Enterprise flight into DevOps space

Andrey Adamovich·

First time, I gave a talk titled "Enterprise flight into DevOps space", was in late 2014 at DevConFu conference. After that, I have delivered the presentation several times during 2015 at various conferences in Europe. For some time, I considered that a "closed topic" and did not really want to expand on it, until I was asked to deliver it again in 2016, and then again in 2017.

Enterprise is a word that is highly abused. Most people associate it with slow inefficient processes. Nobody wants to be there! At the same time, when I ask the audience: "How many of you work in the enterprise?" - over 95% raise their hands. Somehow, human nature makes us to prefer simple models of the world. Even though, we, of course, totally understand - world is way more complicated. Still, we are easily trapped into selecting good vs evil, being a start-up vs being an enterprise, developing microservices vs struggling with a monolith. Are most of us really on the evil/wrong side? Probably, not.

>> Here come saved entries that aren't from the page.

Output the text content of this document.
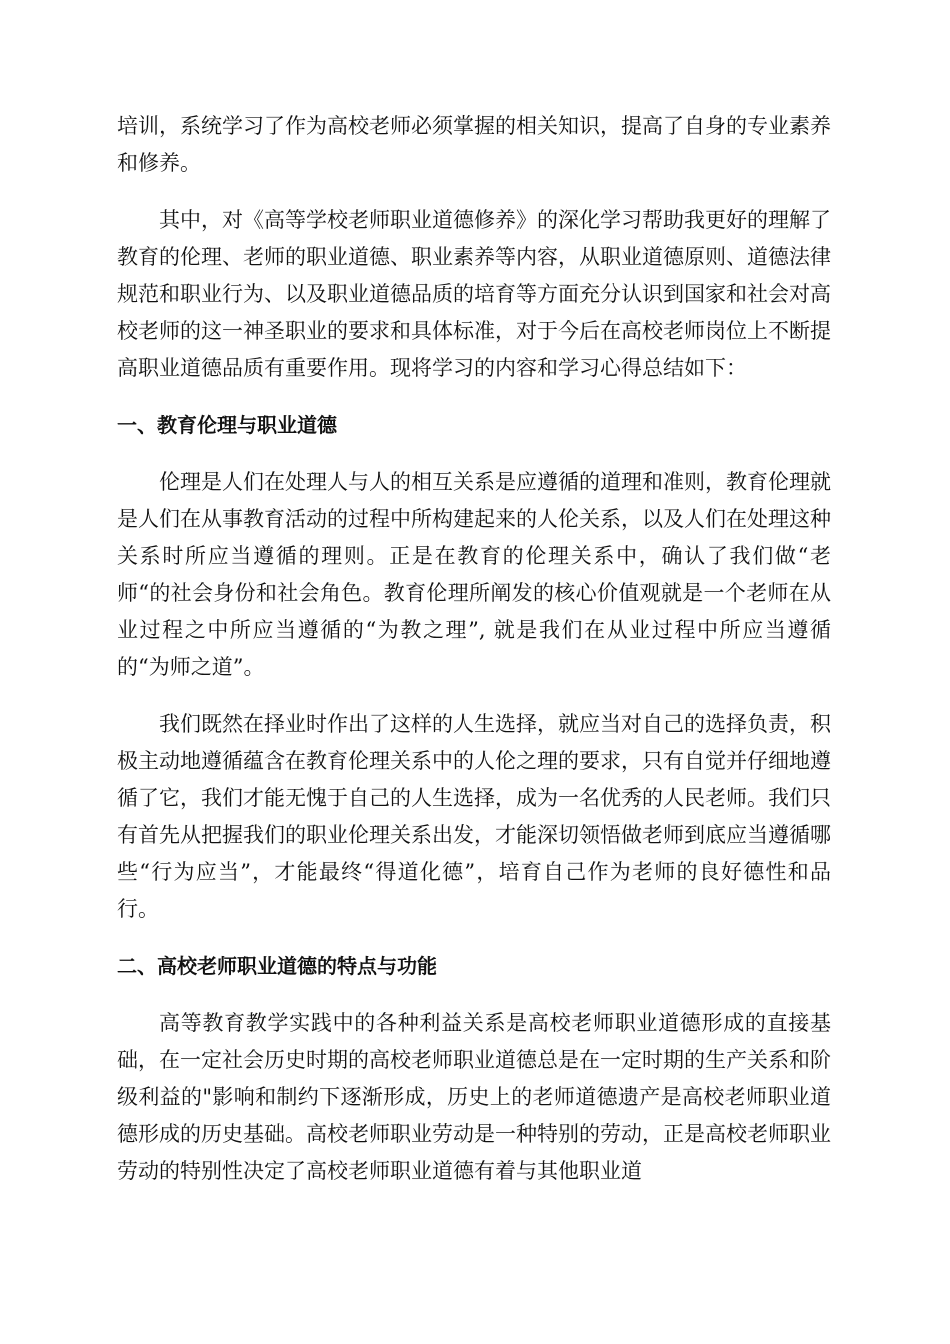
培训，系统学习了作为高校老师必须掌握的相关知识，提高了自身的专业素养和修养。

其中，对《高等学校老师职业道德修养》的深化学习帮助我更好的理解了教育的伦理、老师的职业道德、职业素养等内容，从职业道德原则、道德法律规范和职业行为、以及职业道德品质的培育等方面充分认识到国家和社会对高校老师的这一神圣职业的要求和具体标准，对于今后在高校老师岗位上不断提高职业道德品质有重要作用。现将学习的内容和学习心得总结如下：

一、教育伦理与职业道德

伦理是人们在处理人与人的相互关系是应遵循的道理和准则，教育伦理就是人们在从事教育活动的过程中所构建起来的人伦关系，以及人们在处理这种关系时所应当遵循的理则。正是在教育的伦理关系中，确认了我们做“老师“的社会身份和社会角色。教育伦理所阐发的核心价值观就是一个老师在从业过程之中所应当遵循的“为教之理”, 就是我们在从业过程中所应当遵循的“为师之道”。

我们既然在择业时作出了这样的人生选择，就应当对自己的选择负责，积极主动地遵循蕴含在教育伦理关系中的人伦之理的要求，只有自觉并仔细地遵循了它，我们才能无愧于自己的人生选择，成为一名优秀的人民老师。我们只有首先从把握我们的职业伦理关系出发，才能深切领悟做老师到底应当遵循哪些“行为应当”，才能最终“得道化德”，培育自己作为老师的良好德性和品行。

二、高校老师职业道德的特点与功能

高等教育教学实践中的各种利益关系是高校老师职业道德形成的直接基础，在一定社会历史时期的高校老师职业道德总是在一定时期的生产关系和阶级利益的"影响和制约下逐渐形成，历史上的老师道德遗产是高校老师职业道德形成的历史基础。高校老师职业劳动是一种特别的劳动，正是高校老师职业劳动的特别性决定了高校老师职业道德有着与其他职业道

I've heard a lot of definitions of DevOps and most likely will hear even more in upcoming years, but what I've heard many times is that DevOps is solely related to start-up environments. I disagree with that statement. I strongly believe that successful start-ups will come to the DevOps culture (kind of) automatically, because it's the only way for them survive and conquer new markets given all the resource/time constraints. So, it's not that interesting to talk about DevOps inside start-ups, since they by definition have different approach to business (until they grow big enough and become slow enterprises, of course).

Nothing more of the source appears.